Computational time \(\propto N_k^2 N_b^2 N_{pw}\log N_{pw}\), memory requirement \(\propto N_k N_b N_{pw}\), where \(N_k, N_b, N_{pw}\) are the numbers of k-points, bands, and plane waves, respectively. This is the same irrespective of the methods (HF, TC, BITC).
Convergence of (BI)TC calculation is not good.
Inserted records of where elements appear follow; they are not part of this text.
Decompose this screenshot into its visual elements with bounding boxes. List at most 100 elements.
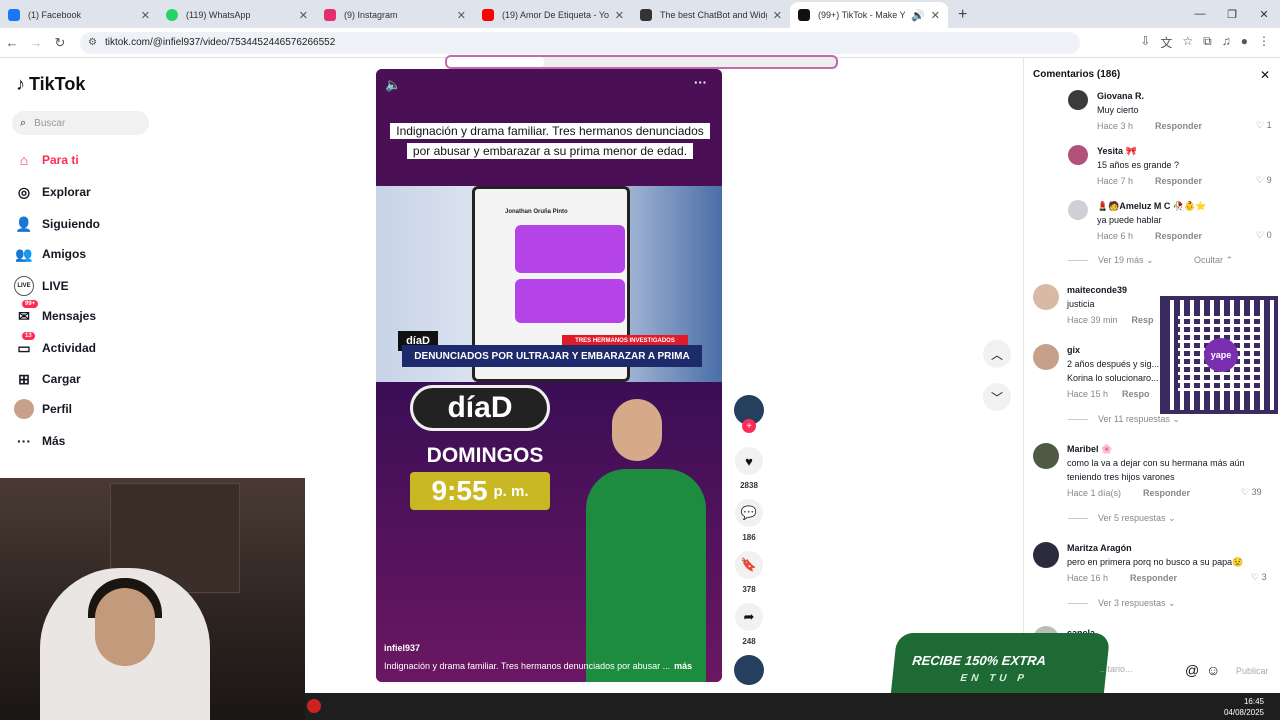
save-button[interactable]: 🔖 378	[733, 551, 765, 594]
profile-icon[interactable]: ●	[1241, 34, 1248, 51]
sidebar-item-mas[interactable]: ··· Más	[14, 431, 65, 451]
tab-whatsapp[interactable]: (119) WhatsApp ✕	[158, 2, 316, 28]
like-button[interactable]: ♥ 2838	[733, 447, 765, 490]
reply-button[interactable]: Respo	[1122, 389, 1150, 399]
reload-icon[interactable]: ↻	[48, 35, 72, 51]
tab-youtube[interactable]: (19) Amor De Etiqueta - YouTu...✕	[474, 2, 632, 28]
site-info-icon[interactable]: ⚙	[88, 37, 97, 48]
close-tab-icon[interactable]: ✕	[457, 9, 466, 22]
see-3-replies[interactable]: Ver 3 respuestas ⌄	[1068, 598, 1176, 609]
avatar[interactable]	[1033, 542, 1059, 568]
like-comment-button[interactable]: ♡ 1	[1256, 120, 1272, 131]
tiktok-icon	[798, 9, 810, 21]
translate-icon[interactable]: 文	[1160, 34, 1172, 51]
video-caption-overlay: Indignación y drama familiar. Tres herma…	[390, 121, 710, 161]
sidebar-item-cargar[interactable]: ⊞ Cargar	[14, 369, 81, 389]
sidebar-item-para-ti[interactable]: ⌂ Para ti	[14, 150, 79, 170]
hide-replies[interactable]: Ocultar ⌃	[1194, 255, 1233, 266]
window-controls: — ❐ ✕	[1184, 0, 1280, 28]
minimize-icon[interactable]: —	[1184, 0, 1216, 28]
tab-facebook[interactable]: (1) Facebook ✕	[0, 2, 158, 28]
tab-instagram[interactable]: (9) Instagram ✕	[316, 2, 474, 28]
reply-button[interactable]: Responder	[1130, 573, 1177, 583]
previous-video-button[interactable]: ︿	[983, 340, 1011, 368]
sidebar-item-amigos[interactable]: 👥 Amigos	[14, 244, 86, 264]
share-button[interactable]: ➦ 248	[733, 603, 765, 646]
comment-input[interactable]: ...tario...	[1100, 657, 1182, 681]
reply-button[interactable]: Resp	[1132, 315, 1154, 325]
news-banner: DENUNCIADOS POR ULTRAJAR Y EMBARAZAR A P…	[402, 345, 702, 367]
menu-icon[interactable]: ⋮	[1258, 34, 1270, 51]
see-more-replies[interactable]: Ver 19 más ⌄	[1068, 255, 1154, 266]
emoji-icon[interactable]: ☺	[1206, 662, 1220, 678]
avatar[interactable]	[1068, 200, 1088, 220]
upload-icon: ⊞	[18, 370, 30, 387]
avatar[interactable]	[1068, 145, 1088, 165]
volume-icon[interactable]: 🔈	[385, 77, 401, 93]
back-icon[interactable]: ←	[0, 35, 24, 50]
forward-icon[interactable]: →	[24, 35, 48, 50]
install-icon[interactable]: ⇩	[1140, 34, 1150, 51]
like-comment-button[interactable]: ♡ 9	[1256, 175, 1272, 186]
see-11-replies[interactable]: Ver 11 respuestas ⌄	[1068, 414, 1180, 425]
follow-plus-icon[interactable]: +	[742, 419, 756, 433]
messages-badge: 99+	[22, 300, 39, 308]
author-avatar-button[interactable]: +	[733, 395, 765, 433]
more-link[interactable]: más	[674, 661, 692, 671]
mute-tab-icon[interactable]: 🔊	[911, 9, 925, 22]
comments-header: Comentarios (186)	[1033, 69, 1121, 80]
reply-button[interactable]: Responder	[1155, 121, 1202, 131]
tiktok-logo[interactable]: ♪ TikTok	[16, 74, 85, 95]
tab-chatbot[interactable]: The best ChatBot and Widgets✕	[632, 2, 790, 28]
next-video-button[interactable]: ﹀	[983, 383, 1011, 411]
close-tab-icon[interactable]: ✕	[931, 9, 940, 22]
video-more-icon[interactable]: ···	[694, 75, 707, 90]
message-bubble	[515, 225, 625, 273]
media-icon[interactable]: ♫	[1222, 34, 1231, 51]
see-5-replies[interactable]: Ver 5 respuestas ⌄	[1068, 513, 1176, 524]
like-comment-button[interactable]: ♡ 0	[1256, 230, 1272, 241]
search-icon: ⌕	[20, 116, 27, 129]
restore-icon[interactable]: ❐	[1216, 0, 1248, 28]
close-tab-icon[interactable]: ✕	[141, 9, 150, 22]
message-bubble	[515, 279, 625, 323]
reply-button[interactable]: Responder	[1155, 176, 1202, 186]
close-icon[interactable]: ✕	[1260, 68, 1270, 82]
close-window-icon[interactable]: ✕	[1248, 0, 1280, 28]
bookmark-star-icon[interactable]: ☆	[1182, 34, 1193, 51]
publish-button[interactable]: Publicar	[1236, 666, 1269, 676]
search-input[interactable]: ⌕ Buscar	[12, 111, 149, 135]
close-tab-icon[interactable]: ✕	[299, 9, 308, 22]
new-tab-button[interactable]: +	[958, 6, 967, 24]
mention-icon[interactable]: @	[1185, 662, 1199, 678]
video-player[interactable]: 🔈 ··· Indignación y drama familiar. Tres…	[376, 69, 722, 682]
video-author[interactable]: infiel937	[384, 643, 420, 653]
avatar[interactable]	[1033, 284, 1059, 310]
sidebar-item-siguiendo[interactable]: 👤 Siguiendo	[14, 214, 100, 234]
comment-button[interactable]: 💬 186	[733, 499, 765, 542]
close-tab-icon[interactable]: ✕	[615, 9, 624, 22]
music-disc-button[interactable]	[733, 655, 765, 685]
phone-contact-name: Jonathan Oruña Pinto	[505, 209, 568, 215]
close-tab-icon[interactable]: ✕	[773, 9, 782, 22]
sidebar-item-live[interactable]: LIVE LIVE	[14, 276, 69, 296]
avatar[interactable]	[1033, 443, 1059, 469]
avatar[interactable]	[1068, 90, 1088, 110]
sidebar-item-perfil[interactable]: Perfil	[14, 399, 72, 419]
sidebar-item-explorar[interactable]: ◎ Explorar	[14, 182, 91, 202]
like-comment-button[interactable]: ♡ 3	[1251, 572, 1267, 583]
sidebar-item-actividad[interactable]: ▭ 13 Actividad	[14, 332, 96, 358]
sidebar-item-mensajes[interactable]: ✉ 99+ Mensajes	[14, 300, 96, 326]
reply-button[interactable]: Responder	[1155, 231, 1202, 241]
app-icon[interactable]	[307, 699, 321, 713]
yape-qr-overlay: yape	[1160, 296, 1278, 414]
system-clock[interactable]: 16:45 04/08/2025	[1224, 696, 1264, 718]
reply-button[interactable]: Responder	[1143, 488, 1190, 498]
url-field[interactable]: ⚙ tiktok.com/@infiel937/video/7534452446…	[80, 31, 1080, 54]
extensions-icon[interactable]: ⧉	[1203, 34, 1212, 51]
facebook-icon	[8, 9, 20, 21]
avatar[interactable]	[1033, 344, 1059, 370]
tab-tiktok[interactable]: (99+) TikTok - Make Your Day🔊✕	[790, 2, 948, 28]
chatbot-icon	[640, 9, 652, 21]
like-comment-button[interactable]: ♡ 39	[1241, 487, 1262, 498]
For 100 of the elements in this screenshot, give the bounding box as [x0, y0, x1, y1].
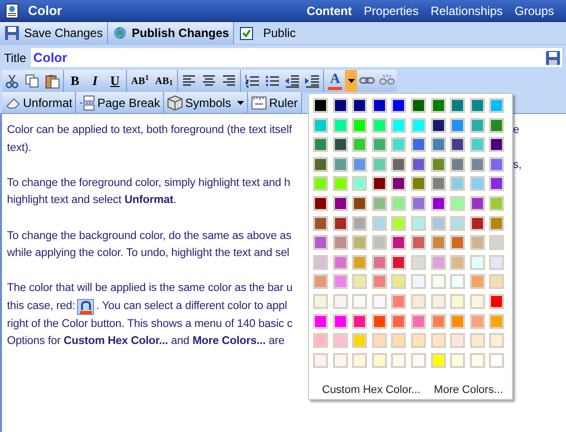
color-swatch[interactable]: [489, 333, 504, 348]
color-swatch[interactable]: [410, 314, 426, 329]
bold-button[interactable]: B: [65, 70, 85, 92]
color-swatch[interactable]: [313, 176, 328, 192]
color-swatch[interactable]: [313, 352, 328, 368]
color-swatch[interactable]: [332, 176, 348, 192]
color-swatch[interactable]: [372, 98, 387, 113]
color-swatch[interactable]: [410, 352, 426, 368]
color-swatch[interactable]: [391, 314, 406, 329]
publish-button[interactable]: Publish Changes: [108, 22, 234, 44]
color-swatch[interactable]: [430, 235, 446, 250]
color-swatch[interactable]: [313, 294, 328, 309]
color-swatch[interactable]: [410, 254, 426, 270]
nav-tab[interactable]: Relationships: [430, 2, 503, 20]
color-swatch[interactable]: [410, 156, 426, 172]
color-swatch[interactable]: [489, 98, 504, 113]
color-swatch[interactable]: [450, 196, 466, 211]
color-swatch[interactable]: [410, 176, 426, 192]
color-swatch[interactable]: [332, 216, 348, 231]
color-swatch[interactable]: [410, 196, 426, 211]
color-swatch[interactable]: [391, 216, 406, 231]
color-swatch[interactable]: [313, 333, 328, 348]
color-swatch[interactable]: [430, 98, 446, 113]
color-swatch[interactable]: [470, 137, 485, 152]
color-swatch[interactable]: [352, 137, 368, 152]
title-field[interactable]: Color: [31, 48, 562, 67]
color-swatch[interactable]: [313, 156, 328, 172]
font-color-button[interactable]: A: [325, 70, 345, 92]
color-swatch[interactable]: [313, 137, 328, 152]
color-swatch[interactable]: [313, 118, 328, 133]
color-swatch[interactable]: [391, 176, 406, 192]
color-swatch[interactable]: [332, 137, 348, 152]
color-swatch[interactable]: [372, 156, 387, 172]
color-swatch[interactable]: [470, 254, 485, 270]
color-swatch[interactable]: [352, 333, 368, 348]
color-swatch[interactable]: [410, 235, 426, 250]
color-swatch[interactable]: [391, 333, 406, 348]
color-swatch[interactable]: [352, 216, 368, 231]
color-swatch[interactable]: [430, 137, 446, 152]
color-swatch[interactable]: [489, 196, 504, 211]
color-swatch[interactable]: [332, 235, 348, 250]
color-swatch[interactable]: [352, 196, 368, 211]
color-swatch[interactable]: [470, 352, 485, 368]
public-checkbox[interactable]: [240, 26, 254, 40]
color-swatch[interactable]: [332, 352, 348, 368]
color-swatch[interactable]: [313, 98, 328, 113]
save-button[interactable]: [545, 50, 561, 66]
color-swatch[interactable]: [391, 137, 406, 152]
color-swatch[interactable]: [352, 254, 368, 270]
color-swatch[interactable]: [450, 235, 466, 250]
color-swatch[interactable]: [430, 294, 446, 309]
nav-tab[interactable]: Groups: [514, 2, 554, 20]
color-swatch[interactable]: [372, 118, 387, 133]
color-swatch[interactable]: [430, 156, 446, 172]
color-swatch[interactable]: [430, 216, 446, 231]
color-swatch[interactable]: [450, 254, 466, 270]
menu-link[interactable]: Custom Hex Color...: [322, 382, 420, 398]
color-swatch[interactable]: [470, 98, 485, 113]
color-swatch[interactable]: [430, 333, 446, 348]
color-swatch[interactable]: [410, 137, 426, 152]
color-swatch[interactable]: [410, 118, 426, 133]
color-swatch[interactable]: [410, 216, 426, 231]
color-swatch[interactable]: [352, 176, 368, 192]
color-swatch[interactable]: [450, 216, 466, 231]
color-swatch[interactable]: [391, 98, 406, 113]
color-swatch[interactable]: [313, 314, 328, 329]
color-swatch[interactable]: [470, 196, 485, 211]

Possible ways to resolve the convergence problem are as follows: (i) increase the number of (SCF) k-points, (ii) increase max_num_blocks_david (e.g., to 5), (iii) increase the number of bands, and (iv) reduce mixing_beta with mixes_density_matrix = true. (i) is effective, e.g., when one observes oscillation of the calculation results due to the divergence correction in the reciprocal space. This is often the case for band calculation. (ii) is always effective, but note that computational time is proportional to max_num_blocks_david. (iii) has a similar effect to (ii), but can also be helpful. For (iv), please try to reduce mixing_beta first. This is because mixes_density_matrix = true will increase computational time by about a factor of two, but is usually not so effective in improving convergence. Since A_up_up = A_up_dn = A_dn_dn = 0.0 in (BI)TC is equivalent to HF, performing (BI)TC calcultaion with a small value of the A parameter, and then restarting calculation with increasing the A values, might be another way to get convergence if HF has no problem for convergence.
Band dispersion is not smooth.

Due to the difficulty in correcting the \(1/(k-k')^2\) divergence of the electron-electron interactions in the reciprocal space, eigenvalues of the band k-points (\(k'\)) that are too close to the SCF k-points (\(k\)) often have a large error. We recommend that users should not take such a k-point in BAND calculation. If many band k-points have a large error, please increase the number of k-points in SCF calculation. A larger number of k-points compared with GGA might be necessary in TC calculation.
Memory requirement is too demanding.

Increasing the number of MPI processes can alleviate this issue by distributing large arrays to many MPI processes. In addition, using non-unity OMP_NUM_THREADS can also be helpful. While this is not effective for acceleration, memory requirement per node will be reduced in massively-parallelized calculation.

6.2. FAQ

will be added when we give questions from users!